I was talking with a good friend about her upcoming baby, and she asked me for the dirt on what it was like last time when Gail was nursing and I wasn’t. The short answer is that it was way better than I expected it to be. The combination of reading Rachel Pepper’s book about lesbian pregnancy, which more or less makes it sound like if a non-bio-mom touches the baby, the baby will starve to death (only slight overstatement), too much Dr. Sears, and a few essays in the Other Mother Anthology by Harlyn Aizley had me convinced that I was (a) completely unnecessary and (b) would have to wait at least 2 (or 3 or 4 or …) years until my child was done nursing before she would even bother to look at me. Yeah, I might have blown it a little out of proportion, but it’s hard to know that ahead of time. And since then, I’ve met plenty of families (straight and queer) in which (a) and (b) are pretty much true for non-nursing parents, so I don’t think I was completely making it up.
We already know that in terms of those particular worries, things turned out fine. But the conversation got me thinking about the ways in which things weren’t fine. My friend and I were talking about the particular pressures on queer families, and how we seem to feel this collective pressure to “be perfect.” I certainly did. I felt like I needed to do absolutely everything “the right” way in order to prove I wasn’t messing up our kid, since, somewhere in there, a part of me believed I probably shouldn’t have a kid at all. Pressure like that is never good, and for me, it manifested as an intense desire for Leigh to NEVER EVER EVER have even one teeny tiny drop of formula. I had completely internalized the idea that if nursing “failed,” it would probably be my fault for not being “supportive” enough.
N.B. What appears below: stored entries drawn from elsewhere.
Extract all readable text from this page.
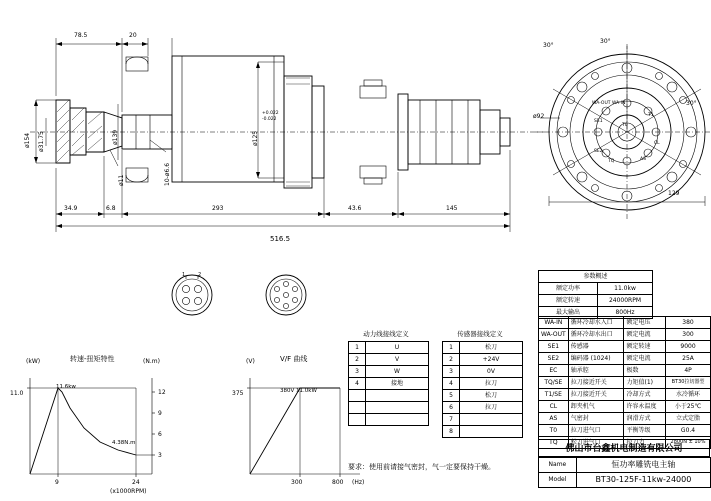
78.5	20
ø154 ø31.75	ø139	ø125
+0.022
-0.022
10-ø6.6
ø11
34.9	6.8	293	43.6	145
516.5
ø92
30°
30°
30°
129
WA-OUT WA-IN
T0
SE1
SE2
T1
CL
AS
TQ
1	2
动力线接线定义
1	U
2	V
3	W
4	接地

传感器接线定义
1	松刀
2	+24V
3	0V
4	拉刀
5	松刀
6	拉刀
7	
8	
参数概述	
额定功率	11.0kw
额定转速	24000RPM
最大输出	800Hz
WA-IN	循环冷却水入口	额定电压	380
WA-OUT	循环冷却水出口	额定电流	300
SE1	传感器	额定转速	9000
SE2	编码器 (1024)	额定电流	25A
EC	轴承腔	极数	4P
TQ/SE	拉刀接近开关	力矩值(1)	BT30拉切器型
T1/SE	拉刀接近开关	冷却方式	水冷循环
CL	卸夹机气	许容永温度	小于25℃
AS	气密封	润滑方式	立式定脂
T0	拉刀进气口	平衡等级	G0.4
TQ	松刀进气口	拉刀力	2800N ± 10%
(kW)	转速-扭矩特性
11.0	12
9
6
3
(N.m)
11.6kw
4.38N.m
9	24
(x1000RPM)
(V)	V/F 曲线
375	380V 11.0kW
300	800 (Hz)
要求：使用前请接气密封，气一定要保持干燥。
佛山市台鑫机电制造有限公司
Name	恒功率雕铣电主轴
Model	BT30-125F-11kw-24000
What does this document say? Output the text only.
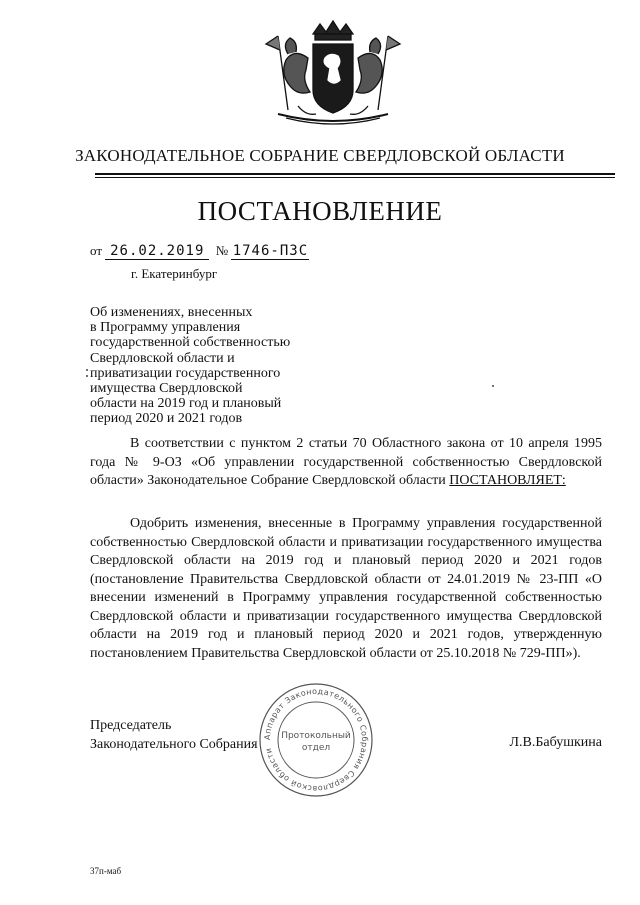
ЗАКОНОДАТЕЛЬНОЕ СОБРАНИЕ СВЕРДЛОВСКОЙ ОБЛАСТИ
ПОСТАНОВЛЕНИЕ
от 26.02.2019 № 1746-ПЗС
г. Екатеринбург
Об изменениях, внесенных
в Программу управления
государственной собственностью
Свердловской области и
приватизации государственного
имущества Свердловской
области на 2019 год и плановый
период 2020 и 2021 годов
В соответствии с пунктом 2 статьи 70 Областного закона от 10 апреля 1995 года № 9-ОЗ «Об управлении государственной собственностью Свердловской области» Законодательное Собрание Свердловской области ПОСТАНОВЛЯЕТ:
Одобрить изменения, внесенные в Программу управления государственной собственностью Свердловской области и приватизации государственного имущества Свердловской области на 2019 год и плановый период 2020 и 2021 годов (постановление Правительства Свердловской области от 24.01.2019 № 23-ПП «О внесении изменений в Программу управления государственной собственностью Свердловской области и приватизации государственного имущества Свердловской области на 2019 год и плановый период 2020 и 2021 годов, утвержденную постановлением Правительства Свердловской области от 25.10.2018 № 729-ПП»).
Председатель
Законодательного Собрания	Л.В.Бабушкина
Аппарат Законодательного Собрания Свердловской области
Протокольный
отдел
37п-маб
After all, I did have mixed feelings about not personally nursing our hopefully breastfed baby, and surely, it would be my mixed feelings that led to “failure,” maybe because I would do something awful like pressure Gail to pumps so I could give a bottle (this specific dire scenario is warned against very strongly in Pepper’s book…those pesky non-bio-moms — always trying to take care of the baby!).
So that put me in a position where (a) our baby had to have all-breastmilk-all-the-time so that I would have proof we were “doing it right,” and so I wouldn’t be blamed for feeding “wrong” (possibly mostly blamed by me, but still, we all know there’s plenty of judgment to go around on the infant feeding front) and (b) I wasn’t making any milk. While not quite a recipe for disaster, it is close, and this confluence of factors is a lot of why I pressured Gail way too much. about feeding. Not at first. At first I was the picture of the “supportive” partner. No. The problem started when she went back to work, and I turned into the pumping nag. I was home with Leigh, and thus very aware of our milk stash. My constant worry about how much milk we had made for way too many conversations about how much milk was in the fridge, how much milk was in the freezer, how many times Gail pumped, how many times she planned to pump the next day, whether or not she was drinking enough water, whether or not it was time for her to take fenugreek again, rinse and repeat. We were never even close to being out of milk. We kept a steady freezer stash (not the mountain we generate now, but enough) and Gail did a wonderful job finding time to pump at work. But I still worried about it. All the time. Because we had to do it right. I put way too much pumping pressure on Gail.
I am very sincerely sorry for this, and I’ve told her, and she accepted my apology. But I’m a little sad that it took me until now to realize how not nice that was, and to genuinely apologize.